Tuesday, March 10, 2009

Oh, and I forgot to add Laird Hunt to the Pynchon-Gaitskill-Ishiguro-Miéville midnight-showing-on-opening-night-in-2009 list. Oops. 2009 called. And then it slapped you in the face and took your wallet. Jerk.

(There's also that Vollmann book coming out in April which, heaven help me, really does seem like it could be a fascinating read. But, uh, at 1344 pages, whoops, it's kind of either the Vollmann or everything else. Plus, aren't I supposed to be urinating myself over 2666? I haven't done that yet. Oops. Handing in my blogger card...now.)

Monday, March 09, 2009

There's something strange about people who know they're going to die soon. It's as if their senses are expanded to super-human dimensions, as if they acquire X-ray vision and become mind readers and can see into the future and suddenly understand everything that's going on inside and between other people. And either that really is the case, or else we just want to believe it is, because it makes dying more attractive and easier to reconcile ourselves with, somehow.

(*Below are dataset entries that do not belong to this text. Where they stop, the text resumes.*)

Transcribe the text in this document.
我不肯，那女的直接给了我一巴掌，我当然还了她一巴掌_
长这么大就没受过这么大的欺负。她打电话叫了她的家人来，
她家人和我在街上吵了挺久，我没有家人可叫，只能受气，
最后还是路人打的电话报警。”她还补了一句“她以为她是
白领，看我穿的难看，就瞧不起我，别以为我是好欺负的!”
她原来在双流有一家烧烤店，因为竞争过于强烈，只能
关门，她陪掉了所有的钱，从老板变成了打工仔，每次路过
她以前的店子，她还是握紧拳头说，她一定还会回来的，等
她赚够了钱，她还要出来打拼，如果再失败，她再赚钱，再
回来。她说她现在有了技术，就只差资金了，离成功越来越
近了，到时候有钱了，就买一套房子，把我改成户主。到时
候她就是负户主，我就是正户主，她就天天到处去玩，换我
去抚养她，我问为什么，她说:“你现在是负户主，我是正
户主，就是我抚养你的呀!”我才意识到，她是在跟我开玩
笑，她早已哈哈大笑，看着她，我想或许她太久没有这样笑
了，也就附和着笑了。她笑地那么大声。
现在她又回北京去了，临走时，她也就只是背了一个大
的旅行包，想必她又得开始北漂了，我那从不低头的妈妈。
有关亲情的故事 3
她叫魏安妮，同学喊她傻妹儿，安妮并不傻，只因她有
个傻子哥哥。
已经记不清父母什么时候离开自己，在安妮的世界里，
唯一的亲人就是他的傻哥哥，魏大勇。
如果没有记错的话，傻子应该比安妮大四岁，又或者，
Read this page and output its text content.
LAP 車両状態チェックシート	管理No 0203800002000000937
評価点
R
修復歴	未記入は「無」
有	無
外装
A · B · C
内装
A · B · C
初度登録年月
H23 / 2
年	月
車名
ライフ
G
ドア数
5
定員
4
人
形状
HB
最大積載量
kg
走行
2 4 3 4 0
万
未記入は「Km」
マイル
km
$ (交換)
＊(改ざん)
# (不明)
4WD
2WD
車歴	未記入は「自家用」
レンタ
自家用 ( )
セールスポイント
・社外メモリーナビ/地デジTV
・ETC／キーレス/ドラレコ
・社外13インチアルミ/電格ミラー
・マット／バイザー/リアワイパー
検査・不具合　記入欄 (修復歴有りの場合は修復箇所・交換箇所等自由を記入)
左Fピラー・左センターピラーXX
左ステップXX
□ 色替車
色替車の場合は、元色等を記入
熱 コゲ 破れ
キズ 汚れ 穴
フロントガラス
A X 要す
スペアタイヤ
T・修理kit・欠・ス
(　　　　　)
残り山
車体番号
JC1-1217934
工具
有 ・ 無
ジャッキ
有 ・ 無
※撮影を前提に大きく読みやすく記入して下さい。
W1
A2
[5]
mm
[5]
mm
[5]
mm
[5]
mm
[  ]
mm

- from The Unit, by Ninni Holmqvist, translated by Marlaine Delargy


I don't receive many advance copies of novels, so when I do, I kind of notice they're there; when the first sentence of the accompanying letter drops comparisons to 1984 and Never Let Me Go, I kind of go ahead and bump that book right up to the top of the reading queue, if out of nothing else but curiosity and convenience. Maybe I'm an easy sell. But in any case, such is the case with The Unit, due out in 2009 from Other Press, which I just finished, and which I found largely harrowing, and generally more intriguing by the end than I might have thought it would be closer to the beginning. A good read, one about which I'll have more to say, once I figure out how to put it all down.
Pynchon, Gaitskill, Ishiguro...and now, China Miéville? Writing an existential murder mystery? Dear 2009, what the hell, signed, yours truly? P.S., keep up the good work? I guess? Crazybones?

(Also, there's an excerpt from the new Gaitskill online now (thanks, M).)
There's a big sale on at The New York Review of Books. Might I suggest a Moravia title or two? Me, I might just have to go past the sale for the completion of a trilogy I started at the end of...

Saturday, March 07, 2009

So it begins


So it begins
Originally uploaded by thegrue76
About the hardest thing for me lately is to differentiate between a good idea and a bad idea. When it comes to design, at least. I still recognize that heat is a good idea if one wishes to stay warm but that doesn't mean one should go shoving one's arse in the furnace. Bad idea.

It's one of the reasons why my writing died though I imagine it's also one of the reasons why I feel I can still have a go at this whole visual arts thing; if I can't tell whether or not what I produce is worth producing, I feel like I ought to be less inclined to produce anything at all, seeing as I feel like I've reached the point when I really ought to have figured that sort of thing out. But at least with design-related stuff I can fall back on the whole "newbie" thing, and take comfort in the face that some of my seemingly best ideas have been the ones I've initially ignored as they found root in tossed-off things I felt could have had no intrinsic value. Being tossed-off, as they were.

It's been weird--and it's been weird realizing how weird it is to have to realize this sort of thing--realizing how much beauty there is in irregularity and impurity. The ragged edge is sometimes better than the perfect circle under the influence of the right context.

From another angle: learning to let go has been great for my design efforts though it's been absolutely shit for my writing. A good plan, I've learned, can only take you to the end of the planning itself: what lies on the other side is up in the air. With design I feel like I might be able to wring gold out of an ignorance of direction; with writing, ignoring the initial quality of the work only got me more work of the same quality. I gave myself permission to draft, but never much more than that.

At least with this other set of pursuits a big blank stretch of white seems to hold more possibilities, less of more of the same.

In other words: there's nihilism, and there's figuring your shit out. And a lot of blurry, beautiful lines in the middle.

Thursday, March 05, 2009

So, that Never Let Me Go film adapatation? It's going to star Keira Knightley. As I said on Twitter, so I'll say here: at least she's bringing the "pretty" into "pretty horrible adaptation."

Tuesday, March 03, 2009

On a happier note: we may soon learn about a new novel by Laird Hunt, who rules, and who still has a couple other books out I've yet to read (for shame, for shame).

Monday, March 02, 2009

Via basically everybody, there's a lengthy essay about David Foster Wallace at The New Yorker. What little I read is about his final unfinished novel, The Pale King, of which you can read a lengthy excerpt.

I have not read the excerpt, nor do I expect I will be able to any time soon. They're publishing it next year, I guess, but I probably won't be able to read it then, either. (I suppose the most surprising thing is finding out after learning about this stuff today just how raw the wound still is. Of how much there is to be said and how better it is not to say it.)
"Goatwriter sat at the writing bureau with a fresh sheet of paper, and for a moment the page is perfect."

- from Number9Dream by David Mitchell


My pages, these days, are all quite perfect.